Saturday, February 21, 2009

Feeling the crunch in the mobile sector


The dot-com bust of 2001 was devastating not only to the internet industry, but also to global telecoms, as job losses reached about 500,000 and a number of firms were forced under. The effects of that particular recession lasted a long time, and just a short while after the situation appeared to have stabilised itself, the industry stands faced with yet another global economic downturn.


The mobile industry is not alone in feeling the pain of this recession, with very few industries immune, but that offers little comfort to a sector which knows the toughest times may still be yet to come.



Firms like Canada's Nortel have already cracked under the economic pressure, filing for bankruptcy back in January. Ericsson has already had to axe 5000 jobs, Motorola has recently laid off 4,000 employees as part of what it calls an "existing cost cutting strategy" which has already seen 10,000 jobs go, and even Finnish phone giant Nokia has announced layoffs and factory closures.


Financially, the climate is bleak as consumers rein in spending. Motorola recently posted a 25 per cent sequential decline in handset shipments to 19 million units, Sony Ericsson's shipments have slipped by 1.5 million units from 25.7 million to 24.2 million, and Nokia, Samsung and RIM also all shipped less in the fourth quarter than previous analyst estimates.


Back in November, mobile network operator Vodafone announced it would be cutting costs by approximately £1bn pounds, and other operators quickly followed suit as analyst firm Frost & Sullivan predicted 2009 would be "arguably the toughest economic year since 1992".


At Mobile World Congress in Barcelona this week, the downturn was the topic everyone wanted to talk about. Surprisingly, however, the consensus seemed to be that rather than the financial crisis causing the problems in the mobile industry, it has simply acted as a catalyst to an unavoidable situation.



The main reason most point to for this inevitable fall from grace is that mature mobile markets have been under increasing pressure over voice costs, made more acute by additional regulatory pressures. With customers wanting to spend less and maximise their money's worth, mobile carriers are finding they have an uphill battle to win or even just keep customers, which is taking its toll on revenues.

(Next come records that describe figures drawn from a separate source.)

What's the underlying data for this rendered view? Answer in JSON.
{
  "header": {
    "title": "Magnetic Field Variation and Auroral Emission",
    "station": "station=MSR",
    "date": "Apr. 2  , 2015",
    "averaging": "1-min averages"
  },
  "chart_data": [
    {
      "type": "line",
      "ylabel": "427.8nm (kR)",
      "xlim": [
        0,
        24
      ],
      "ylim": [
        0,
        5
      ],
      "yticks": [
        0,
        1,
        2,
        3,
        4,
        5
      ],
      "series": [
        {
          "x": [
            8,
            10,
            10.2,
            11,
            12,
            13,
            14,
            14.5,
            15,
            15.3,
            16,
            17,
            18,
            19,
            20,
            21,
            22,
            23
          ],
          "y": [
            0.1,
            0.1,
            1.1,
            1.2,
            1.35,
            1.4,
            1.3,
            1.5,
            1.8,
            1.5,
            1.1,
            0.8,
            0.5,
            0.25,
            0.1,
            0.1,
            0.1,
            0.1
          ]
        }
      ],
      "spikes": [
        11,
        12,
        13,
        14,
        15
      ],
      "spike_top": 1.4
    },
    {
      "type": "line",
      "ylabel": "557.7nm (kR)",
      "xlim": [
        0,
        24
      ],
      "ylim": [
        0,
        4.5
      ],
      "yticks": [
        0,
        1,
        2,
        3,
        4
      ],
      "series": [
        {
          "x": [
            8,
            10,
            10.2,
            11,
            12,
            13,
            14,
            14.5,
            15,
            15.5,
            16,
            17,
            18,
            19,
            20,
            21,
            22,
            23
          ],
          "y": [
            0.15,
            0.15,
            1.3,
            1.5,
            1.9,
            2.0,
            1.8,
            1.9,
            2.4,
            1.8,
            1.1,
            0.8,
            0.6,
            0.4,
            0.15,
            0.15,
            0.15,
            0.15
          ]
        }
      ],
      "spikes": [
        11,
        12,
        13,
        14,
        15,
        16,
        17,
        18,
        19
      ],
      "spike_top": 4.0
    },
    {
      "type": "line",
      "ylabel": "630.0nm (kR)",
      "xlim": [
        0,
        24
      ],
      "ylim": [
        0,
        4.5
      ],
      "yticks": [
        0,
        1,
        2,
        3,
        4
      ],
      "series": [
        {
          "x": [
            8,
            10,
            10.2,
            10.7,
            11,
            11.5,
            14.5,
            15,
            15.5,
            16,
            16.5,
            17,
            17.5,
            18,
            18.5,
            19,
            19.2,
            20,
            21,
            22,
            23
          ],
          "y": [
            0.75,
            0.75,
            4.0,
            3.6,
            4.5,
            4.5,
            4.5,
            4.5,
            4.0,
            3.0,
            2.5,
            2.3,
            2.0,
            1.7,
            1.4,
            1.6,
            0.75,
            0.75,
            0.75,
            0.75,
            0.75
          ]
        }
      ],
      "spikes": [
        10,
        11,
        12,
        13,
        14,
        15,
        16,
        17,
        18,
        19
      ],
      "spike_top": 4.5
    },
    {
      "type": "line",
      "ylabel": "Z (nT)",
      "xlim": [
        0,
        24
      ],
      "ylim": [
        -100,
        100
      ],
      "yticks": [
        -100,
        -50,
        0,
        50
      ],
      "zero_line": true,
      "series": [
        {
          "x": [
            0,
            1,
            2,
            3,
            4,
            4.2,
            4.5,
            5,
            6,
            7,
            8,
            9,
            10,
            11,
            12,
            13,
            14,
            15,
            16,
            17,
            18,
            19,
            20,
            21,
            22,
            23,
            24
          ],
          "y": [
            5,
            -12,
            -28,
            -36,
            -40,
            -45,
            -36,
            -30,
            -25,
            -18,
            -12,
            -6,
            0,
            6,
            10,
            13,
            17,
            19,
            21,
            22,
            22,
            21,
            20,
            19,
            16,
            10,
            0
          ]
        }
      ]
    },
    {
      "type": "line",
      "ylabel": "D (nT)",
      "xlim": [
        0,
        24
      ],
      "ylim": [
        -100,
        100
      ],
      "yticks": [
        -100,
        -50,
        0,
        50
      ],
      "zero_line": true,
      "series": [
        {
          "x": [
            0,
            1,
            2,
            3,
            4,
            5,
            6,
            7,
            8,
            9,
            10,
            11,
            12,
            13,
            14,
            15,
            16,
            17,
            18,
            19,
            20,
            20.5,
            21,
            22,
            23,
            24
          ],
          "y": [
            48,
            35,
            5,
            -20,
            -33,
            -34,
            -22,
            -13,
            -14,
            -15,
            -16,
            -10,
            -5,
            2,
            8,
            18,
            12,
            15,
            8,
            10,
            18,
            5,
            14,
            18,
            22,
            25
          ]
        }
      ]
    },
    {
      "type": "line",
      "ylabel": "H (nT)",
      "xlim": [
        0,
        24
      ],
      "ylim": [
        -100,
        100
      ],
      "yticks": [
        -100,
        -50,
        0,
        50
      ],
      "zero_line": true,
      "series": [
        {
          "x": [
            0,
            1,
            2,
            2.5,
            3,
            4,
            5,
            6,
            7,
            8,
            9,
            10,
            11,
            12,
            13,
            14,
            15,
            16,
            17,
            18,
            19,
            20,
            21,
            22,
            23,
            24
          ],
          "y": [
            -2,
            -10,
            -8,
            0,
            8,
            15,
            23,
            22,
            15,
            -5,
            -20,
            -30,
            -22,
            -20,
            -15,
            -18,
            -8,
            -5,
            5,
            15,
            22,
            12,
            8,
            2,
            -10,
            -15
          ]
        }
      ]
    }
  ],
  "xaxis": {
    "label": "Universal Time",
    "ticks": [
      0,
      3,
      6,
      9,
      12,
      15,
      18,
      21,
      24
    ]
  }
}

"What we're going through is more of a fundamental economic reset as opposed to a recession and it's going to take some time before economies around the world really re-establish themselves and we get consistent growth again," said Microsoft chief executive Steve Ballmer at the unveiling of Windows Mobile 6.5 at MWC. "No industry is immune to this economic reset, including the computer industry and the mobile industry. And as people struggle throughout the world to really make every dollar count they're going to expect us in the mobile industry to offer devices and services which offer greater and greater value."


Even the emerging markets, which many firms have pinned their hopes on, are not providing much cause for optimism of late. Whereas customers in the developing world may be able to scrape together enough to buy an entry-level, basic £15 handset, firms are discovering those same people are highly unlikely to splash out a further £40 for an upgrade.


In mature markets, too, people are replacing their phones with much less frequency due to longer contract lengths and loyalty incentive programmes. These offer SIM-only contract tariffs, allowing customers to forego a new handset in exchange for reduced usage costs.


So what can the mobile sector do? The answer is far from clear cut. There is talk of carriers temporarily contracting their spending for three to four quarters until the market picks up again, but many also see this as a danger which could result in a spending glut.


There is also much discussion over whether carriers should continue to channel money into new markets, which usually require hefty infrastructure investments, or cut back and focus on markets where they already have an established base. On this, opinions are very much divided, with some analysts saying that a scale back in emerging markets makes sense, while others point out emerging markets are where all the growth is going to be in the future.


Also, a focus on emerging markets does not necessarily have to be as expensive as many believe. Vodafone best illustrates this by frequently transferring its resources from market to market, helping to offset investment costs. When Vodafone decides to roll out a next-generation infrastructure in the mature market, it redeploys its old systems to the developing world. This is a model many seem keen to follow.


Speaking during a keynote about future investment and expansion at MWC, Vodafone's chief executive Vittorio Colao called for more collaboration across the mobile industry as a way of beating the recession.


"We must be smarter in how we co-operate with content suppliers, device vendors and equipment manufacturers," he said. "There is a growing pressure on consumer pricing and an increasing threat of commoditisation."


Clearly, operators will have to make tough decisions about where their capital expenditure goes, especially if they are involved in substantial international investments. Ultimately it will be the smaller, unaffiliated carriers that will face a sterner test than their larger competitors because they are not big enough to raise the capital needed to diversify and effectively compete.


The general mood appears to be that the time is right for significant market consolidation too. Companies like Nokia-Siemens and Alcatel-Lucent may be just the first in a long line of mergers owing to persistent price pressure.


Doubtless the mobile industry will be hard hit by this crisis and job losses will likely reach unprecedented levels. Within this depressing reality, however, some are finding cause for optimism, predicting the crunch may help the industry shed some of its dead weight, streamline itself and push forward.